In order for a product to receive the orphan drug designation, it must treat a rare condition at the request of a sponsor and meet specific criteria. The sponsor qualifies for certain benefits, such as reduced taxes and marketing incentives.
Recently, Amarantus proved its superior effectiveness over its competition, GDNF, in a study with a rat model of Parkinson’s disease. Researchers injected 6-OHDA into the rats’ brains, causing Parkinson’s-like behavioral symptoms. Two weeks later, one group of rats received 10 micrograms of MANF and the other received the same amount of GDNF. In the MANF group, rats reduced behavioral deficits by 43 percent after four weeks and by an additional 10 percent after six weeks. GDNF reduced behavioral deficits by 16 percent and 20 percent, respectively.

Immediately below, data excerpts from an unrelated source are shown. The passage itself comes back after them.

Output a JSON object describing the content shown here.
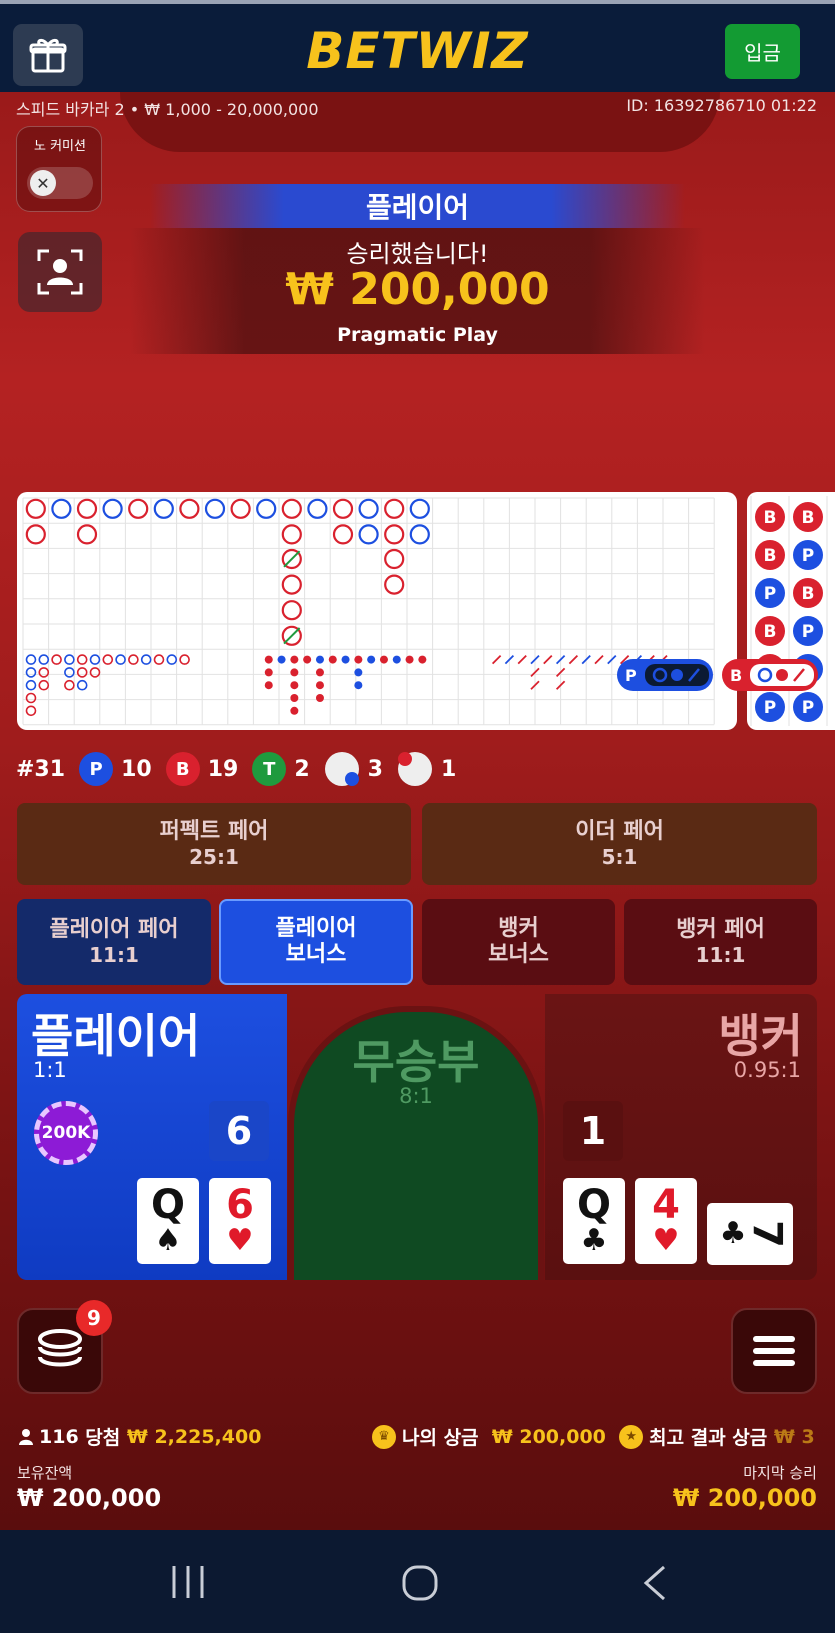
{
  "header": {
    "logo": "BETWIZ",
    "deposit_label": "입금"
  },
  "table": {
    "info": "스피드 바카라 2 • ₩ 1,000 - 20,000,000",
    "id": "ID: 16392786710 01:22",
    "no_commission_label": "노 커미션"
  },
  "win_banner": {
    "title": "플레이어",
    "message": "승리했습니다!",
    "amount": "₩ 200,000",
    "provider": "Pragmatic Play"
  },
  "stats": {
    "round": "#31",
    "player_badge": "P",
    "player_count": "10",
    "banker_badge": "B",
    "banker_count": "19",
    "tie_badge": "T",
    "tie_count": "2",
    "player_pair_count": "3",
    "banker_pair_count": "1",
    "predict_player": "P",
    "predict_banker": "B"
  },
  "side_bets": [
    {
      "title": "퍼펙트 페어",
      "odds": "25:1"
    },
    {
      "title": "이더 페어",
      "odds": "5:1"
    },
    {
      "title": "플레이어 페어",
      "odds": "11:1"
    },
    {
      "title_line1": "플레이어",
      "title_line2": "보너스"
    },
    {
      "title_line1": "뱅커",
      "title_line2": "보너스"
    },
    {
      "title": "뱅커 페어",
      "odds": "11:1"
    }
  ],
  "main_bets": {
    "player": {
      "title": "플레이어",
      "odds": "1:1",
      "score": "6",
      "chip": "200K",
      "cards": [
        {
          "rank": "Q",
          "suit": "♠"
        },
        {
          "rank": "6",
          "suit": "♥"
        }
      ]
    },
    "tie": {
      "title": "무승부",
      "odds": "8:1"
    },
    "banker": {
      "title": "뱅커",
      "odds": "0.95:1",
      "score": "1",
      "cards": [
        {
          "rank": "Q",
          "suit": "♣"
        },
        {
          "rank": "4",
          "suit": "♥"
        },
        {
          "rank": "7",
          "suit": "♣"
        }
      ]
    }
  },
  "controls": {
    "chips_icon": "chip-stack-icon",
    "notification_count": "9",
    "menu_icon": "hamburger-icon"
  },
  "footer": {
    "winners_count": "116",
    "winners_label": "당첨",
    "winners_amount": "₩ 2,225,400",
    "my_win_label": "나의 상금",
    "my_win_amount": "₩ 200,000",
    "best_label": "최고 결과 상금",
    "best_amount": "₩ 3",
    "balance_label": "보유잔액",
    "balance_value": "₩ 200,000",
    "last_win_label": "마지막 승리",
    "last_win_value": "₩ 200,000"
  },
  "bead_road": [
    [
      "B",
      "B"
    ],
    [
      "B",
      "P"
    ],
    [
      "P",
      "B"
    ],
    [
      "B",
      "P"
    ],
    [
      "B",
      "P"
    ],
    [
      "P",
      "P"
    ]
  ],
  "colors": {
    "player_blue": "#1d4fe0",
    "banker_red": "#d9212e",
    "tie_green": "#1f9a3e",
    "gold": "#f7c21c"
  }
}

The company expressed their satisfaction with the positive results after years of research. President and CEO of Amarantus, Gerald Comissiong, stated that the company believes the data will allow them “to attract the interest of investment firms and potential partners who will be able to now characterize the substantial opportunity our technology represents.”
MANF-based products as treatments for brain disorders could be crucial to patient improvement. Protein misfolding plays a significant role in a variety of human diseases, such as Parkinson’s and Alzheimer’s. Although Amarantus has been focusing on MANF’s potential to treat Parkinson’s disease, the company will explore the protein’s utility in treating diseases that have a much smaller population.
The Orphan Drug Strategy could accelerate commercialization by identifying therapeutic applications for MANF that would require a few clinical trials. But MANF’s recent positive data from the Parkinson’s study is validating Amarantus’ approach. Commissiong notes the wide range of MANF’s abilities “to mediate protein folding in an extracellular fashion, making it potentially an ideal biologic drug candidate for a wide range of human conditions.”